Mittwoch, 17. September 2008

Kritik an Ministerpräsident Beckstein: CSU- Politiker sieht Alk am Steuer nicht so eng

  • Bayerns Ministerpräsident geht in Gegenoffensive
  • Glaubt an Schmutzkübelkampagne von SPD & Grünen

Der bayerische Ministerpräsident Günther Beckstein (CSU) versucht nach scharfer Kritik an seinen Äußerungen zu Alkohol am Steuer einen Gegenangriff. Beckstein warf SPD und Grünen in Nürnberg "schmutzigen Wahlkampf" vor. Seine Aussagen würden verdreht.
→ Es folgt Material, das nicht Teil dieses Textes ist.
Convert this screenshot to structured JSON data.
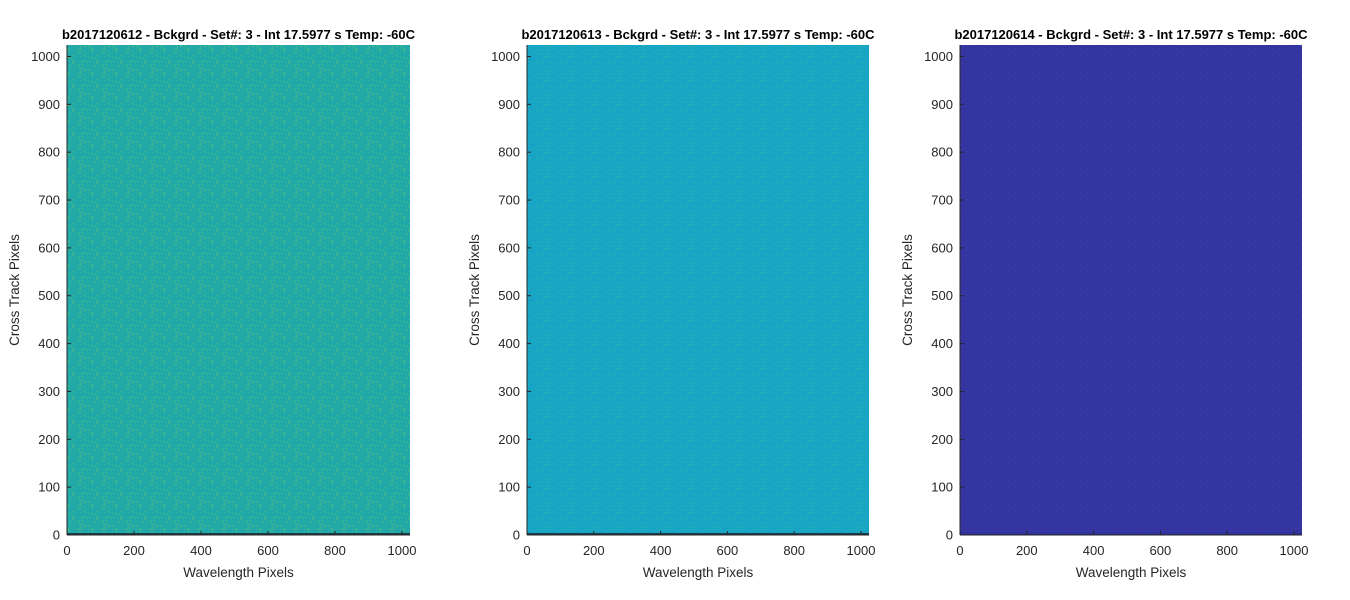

Beckstein hatte in einer Bierzeltrede im Zusammenhang mit Alkohol am Steuer gesagt: "Es ist nicht das Problem, wenn einer eine Maß trinkt, oder wenn er ein paar Stunden da ist, auch zwei." SPD und Grüne werfen ihm deswegen Verharmlosung des Trinkens vor. Nach einer neuen Umfrage wird die Landtagswahl am 28. September für die regierende CSU zur Zitterpartie.

Wie das Forsa-Institut im Auftrag von Antenne Bayern und der Zeitschrift "Stern" ermittelte, liegt die CSU derzeit bei 50 Prozent - ganz knapp an der absoluten Mehrheit. Die SPD liegt bei 19, die Grünen bei 9 Prozent. Freie Wähler und FDP würden neu ins Münchner Maximilianeum einziehen, die Linke jedoch an der Fünf-Prozent-Hürde scheitern.

Maget heizt Debatte an
Die Bier-Debatte schlug weiter Wellen. Becksteins SPD-Herausforderer Franz Maget kritisierte, Beckstein ziehe nach seiner unverantwortlichen Äußerung die Notbremse: "Der Unfall mit Totalschaden ist aber schon passiert."

Der "Verein gegen betrügerisches Einschenken" kritisierte Beckstein ebenfalls: "Wer ein Volksfest besucht und ein Bier trinken will, der soll das Auto stehen lassen, auch schon nach einer Maß", sagte der Vereinschef Jans-Ulrich Bittlinger.

Beckstein äußerte in Nürnberg die Hoffnung, seine Äußerung werde ihm im Wahlkampf nicht schaden. "Die Leute haben mehr Angst vor einer Alkoholverbotsregelung als vor einer Verharmlosung", sagte Beckstein mit Blick auf das Rauchverbot. "Wer fährt, trinkt am besten gar nichts." Den Alkoholmissbrauch müsse man massiv bekämpfen. "Aber ein gesellschaftlich seit Jahrhunderten akzeptierter Gebrauch von Alkohol ist nicht zu beanstanden." Ein Glas Wein oder Bier sei Teil der Kultur in Bayern.

Umfragen
Nach det veröffentlichten Befragung könnten die Christsozialen derzeit mit 50 Prozent ihre absolute Mehrheit ganz knapp verteidigen, müssten aber im Vergleich zur Bayern-Wahl 2003 einen Verlust von fast 11 Punkten hinnehmen. "Ich bin außerordentlich zuversichtlich, dass das Ziel von 50 Prozent plus X erreicht wird", sagte Beckstein. CSU-Generalsekretärin Christine Haderthauer wertete die Umfrage als gutes Zeichen für die Partei. "Das ist das richtige Signal zur richtigen Zeit. Wir ziehen jetzt hochmotiviert in den Endspurt."

Die SPD ist mit derzeit 19 Prozent weit von den erhofften 25 Prozent entfernt. Die Linke würde laut Umfrage mit vier Prozent den Einzug ins Münchner Maximilianeum verfehlen. Allerdings schafften die Linken bei Landtagswahlen in anderen Bundesländern trotz schlechter Umfragewerte den Sprung über die Fünf-Prozent-Hürde. Die Grünen kommen in der Umfrage auf 9 Prozent, rund 1 Punkt mehr als 2003. Die Freien Wähler könnten mit 8 Prozent erstmals in das Münchner Maximilianeum einziehen. Auch die FDP, die seit 14 Jahren nicht mehr im Parlament vertreten ist, wäre demnach mit 6 Prozent drin.

Forsa befragte vom 8. bis 12. September 1101 repräsentativ ausgesuchte Wahlberechtigte in Bayern. Die Fehlertoleranz liegt bei plus-minus drei Prozentpunkten. CSU-Vize Horst Seehofer prophezeite ein Ergebnis von deutlich über 50 Prozent für die Regierungspartei. "Ich sage zwoundfünfzigkomma", erklärte Seehofer im Fernsehsender N 24. Seehofer gab auch der Bier-Debatte eine neue Wendung: "Ich trinke eigentlich privat nur Milch", sagte er.